Consumer and Retail
Apparel +29 percent
Apparel led the categories in brand value appreciation. The brands with the greatest increases – Uniqlo, up 58 percent; Nike, 55 percent; and Adidas, 47 percent – illustrate one of the key category trends, the convergence of apparel and technology into wearables.
Cars +17 percent
Carmakers had a good year with sales driven primarily by the resurgent US economy and UK demand. But car sales increased in China, too, despite slower economic growth and government purchasing restrictions aimed at reducing congestion and pollution.
Luxury +16 percent
Consumers felt entitled to buy luxury again. They were more discerning, even in China. And luxury brands strategically rebalanced back toward exclusivity, having increased accessibility in a tactical effort to build sales during the recession.
Personal Care +12 percent
More personalized products, men’s grooming and innovations combining cosmetics with pharmacology drove sales in a crowded category. The convergence of technology and personal care resulted in small appliances for skin cleaning. Sales in China remained an important factor.
Retail +16 percent
Retailers confronted the mismatch between legacy real estate and changed consumer shopping habits. Conditioned by shopping both in physical stores and online, consumers expected everything – broad assortment, the lowest prices and immediate gratification. Brands sought ways to meet these expectations by transforming the category with seamless solutions.
Food and Drink
Beer +14 percent
Consolidation continued in a category where four global brewers predominate with large brand portfolios of hundreds of local and global beers. The brewers attempted to drive volume in fast growing markets and accommodate the desires of mature market consumers seeking new tastes and experiences.
Fast Food +10 percent
Chipotle and Starbucks led in brand value growth with increases of 48 percent and 44 percent, respectively.
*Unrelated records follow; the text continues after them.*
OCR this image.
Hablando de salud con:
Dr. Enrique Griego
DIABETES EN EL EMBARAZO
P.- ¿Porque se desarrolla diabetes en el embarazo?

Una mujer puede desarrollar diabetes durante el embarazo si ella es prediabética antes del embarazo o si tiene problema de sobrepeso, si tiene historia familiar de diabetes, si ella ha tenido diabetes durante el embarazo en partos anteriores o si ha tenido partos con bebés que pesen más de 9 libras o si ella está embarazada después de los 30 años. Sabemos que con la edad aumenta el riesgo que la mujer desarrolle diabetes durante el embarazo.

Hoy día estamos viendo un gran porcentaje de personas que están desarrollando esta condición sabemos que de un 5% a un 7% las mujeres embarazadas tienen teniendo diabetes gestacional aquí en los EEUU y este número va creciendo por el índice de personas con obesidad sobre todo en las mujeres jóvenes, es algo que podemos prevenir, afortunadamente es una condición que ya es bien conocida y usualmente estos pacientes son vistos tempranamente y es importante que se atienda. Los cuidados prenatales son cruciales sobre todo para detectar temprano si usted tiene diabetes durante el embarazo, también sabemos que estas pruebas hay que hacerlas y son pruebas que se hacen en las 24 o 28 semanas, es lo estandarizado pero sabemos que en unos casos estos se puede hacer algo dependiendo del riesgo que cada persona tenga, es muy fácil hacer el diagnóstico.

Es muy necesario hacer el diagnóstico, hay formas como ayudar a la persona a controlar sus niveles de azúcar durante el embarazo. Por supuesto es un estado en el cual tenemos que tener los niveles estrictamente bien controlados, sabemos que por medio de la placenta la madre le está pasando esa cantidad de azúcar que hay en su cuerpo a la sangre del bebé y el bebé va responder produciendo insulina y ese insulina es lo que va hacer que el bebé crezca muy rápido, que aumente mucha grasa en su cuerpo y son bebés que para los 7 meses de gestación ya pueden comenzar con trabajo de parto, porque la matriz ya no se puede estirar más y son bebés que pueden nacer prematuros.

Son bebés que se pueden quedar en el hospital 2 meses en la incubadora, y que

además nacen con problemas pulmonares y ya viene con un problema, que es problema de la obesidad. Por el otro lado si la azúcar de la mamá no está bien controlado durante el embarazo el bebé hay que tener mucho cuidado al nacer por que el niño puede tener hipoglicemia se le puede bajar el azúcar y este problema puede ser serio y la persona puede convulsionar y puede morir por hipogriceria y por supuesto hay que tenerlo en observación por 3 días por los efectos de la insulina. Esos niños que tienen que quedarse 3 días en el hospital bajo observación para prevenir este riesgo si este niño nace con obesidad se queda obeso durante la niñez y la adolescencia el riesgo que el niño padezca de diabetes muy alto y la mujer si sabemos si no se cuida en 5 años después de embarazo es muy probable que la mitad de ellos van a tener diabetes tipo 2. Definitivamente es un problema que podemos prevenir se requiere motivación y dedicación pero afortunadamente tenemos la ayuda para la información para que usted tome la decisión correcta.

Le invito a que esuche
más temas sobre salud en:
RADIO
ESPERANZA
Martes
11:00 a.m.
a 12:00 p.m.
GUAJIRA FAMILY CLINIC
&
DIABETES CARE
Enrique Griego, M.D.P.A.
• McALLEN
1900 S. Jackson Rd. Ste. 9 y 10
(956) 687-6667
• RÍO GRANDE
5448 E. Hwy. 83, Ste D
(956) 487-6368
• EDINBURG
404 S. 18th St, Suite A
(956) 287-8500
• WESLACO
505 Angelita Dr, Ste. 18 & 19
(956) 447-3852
Both brands met the consumer desire for a fast food experience where the meal is tasty but healthier and offered in a more comfortable restaurant environment.
Soft Drinks +4 percent
Brand value appreciated in a category where volume of (CSDs) carbonated soft drinks declined for the ninth consecutive year in the US because of consumer health concerns. Brands continued to market ambitiously and introduce new products.
Global Banks +15 percent
Having paid off government loans and reorganized their businesses to be more efficient, the banks made money and brand values improved. The public remained skeptical, however, because of bank past misdeeds and high executive pay.
Regional Banks +6 percent
Strong local economies propelled banks in North America and Australia, where proximity to Asian markets also helped. But the declining band values of some Chinese banks were a drag on overall category brand value.
Insurance +11 percent
The major European insurance brands did well, with Allianz increasing 48 percent in brand value and AXA up 44 percent. US property and casualty insurers led the way in trying to analyze big data to enhance customer centricity and reach and retain new, young customers. Online insurers continued to disrupt the category.
Oil and Gas +3 percent
Investor pressure on return on investment and geopolitical events intensified the routine oil and gas brand challenges of exploring for resources in some of the earth’s most fragile environments. Oil and gas increased the least in brand value of all categories.
Technology +16 percent
The consumer brands continued to expand their ecosystems in an attempt to be an invaluable part of consumer daily life. They found ways to monetize their customer relationships while also engaging in less profitable activities to serve humanity and claim a higher purpose. The business-to-business brands adjusted to a commercial model radically changed by Cloud computing.
Telecoms +8 Percent
In Europe, the category experienced more consolidation. And brands added content to their bundle of services, in an effort to differentiate. T-Mobile offered pay-as-you-go pricing in the US, disrupting a market organized around long-term contracts and bundled services.